I've heard from many regretful parents caught in a binding contract over college costs. Unfortunately, there is little legal wiggle room. As long as the other party wishes to hold you to the deal, it's fully enforceable. The goal should be reaching an agreement that contains as much certainty as possible, even given all the unknowns about a child's future.

Negotiations over college costs often begin with the notion of a 50-50 split. But half of what?

Are you agreeing to pay for Harvard or a state school? Does the amount include room, board and books, or just tuition? Do you want your child to max out on student loans before parental payments kick in? How will scholarships or financial aid be factored into what the parents owe? All these questions should be explored.

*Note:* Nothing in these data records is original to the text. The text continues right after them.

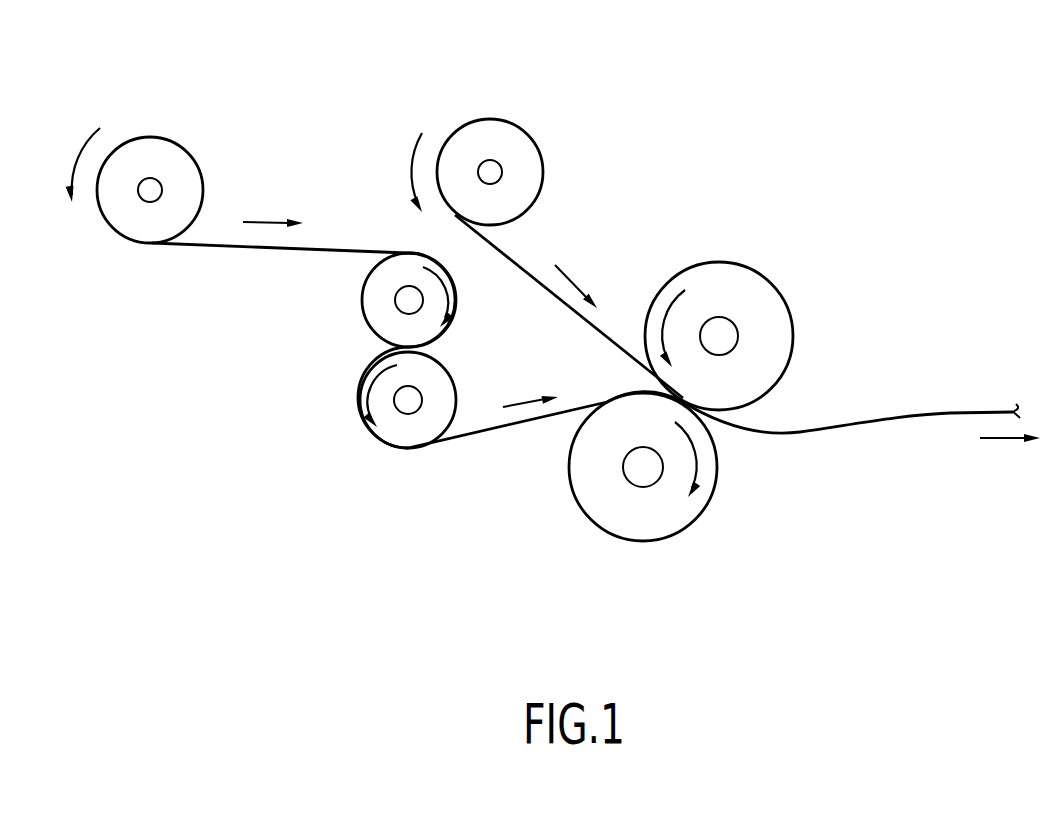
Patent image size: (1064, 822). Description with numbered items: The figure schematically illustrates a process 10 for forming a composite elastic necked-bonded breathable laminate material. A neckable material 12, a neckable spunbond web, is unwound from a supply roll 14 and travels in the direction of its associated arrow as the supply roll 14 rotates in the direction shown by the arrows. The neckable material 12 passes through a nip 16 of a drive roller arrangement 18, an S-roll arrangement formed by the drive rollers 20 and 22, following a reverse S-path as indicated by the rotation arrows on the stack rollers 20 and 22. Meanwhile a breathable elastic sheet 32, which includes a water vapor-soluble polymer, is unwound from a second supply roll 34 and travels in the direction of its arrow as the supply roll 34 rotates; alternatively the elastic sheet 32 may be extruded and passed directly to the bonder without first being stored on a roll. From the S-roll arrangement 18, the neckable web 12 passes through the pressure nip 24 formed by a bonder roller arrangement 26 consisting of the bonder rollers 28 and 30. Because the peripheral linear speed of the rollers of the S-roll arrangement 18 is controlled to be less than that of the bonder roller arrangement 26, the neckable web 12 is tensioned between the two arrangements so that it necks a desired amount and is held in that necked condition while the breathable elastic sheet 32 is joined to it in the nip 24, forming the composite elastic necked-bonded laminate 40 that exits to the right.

The process for forming a composite elastic necked-bonded breathable laminate materi 10 is at (700, 130).
The neckable material 12 is at (237, 248).
The supply roll 14 is at (150, 148).
The nip 16 is at (450, 349).
The drive roller arrangement 18 is at (360, 353).
The drive roller 20 is at (373, 298).
The drive roller 22 is at (387, 435).
The nip 24 is at (612, 376).
The bonder roller arrangement 26 is at (629, 317).
The bonder roller 28 is at (770, 302).
The bonder roller 30 is at (600, 513).
The breathable elastic sheet 32 is at (527, 257).
The supply roll 34 is at (502, 128).
The composite elastic necked-bonded laminate 40 is at (953, 410).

Everything becomes a balance between my client's goals and what can be agreed upon by both spouses. As with anything involving two people, especially divorcing couples, even earnest negotiations can result in stalemate.

Don't be held hostage

If the talks over paying for college are at loggerheads, it's often best to set the matter aside in order to complete work on the marital settlement agreement, the custody agreement and to resolve other child support issues.

College costs can be revisited later when more of those unknowns come into sharper focus. I often recommend inserting a clause in the marital settlement agreement stating that the parties agree to discuss paying for their children's college at a later date. This can be either open-ended or can include a specific date for reconvening negotiations.

Given the legal limitations against forcing a parent to pay for a child's college education, the hard truth is that sometimes the issue is never resolved. Sometimes, college expenses fall solely on one parent or the child is forced to max out student loans and go it alone.

In the end, there is nothing compelling a parent to pay for college other than a moral obligation.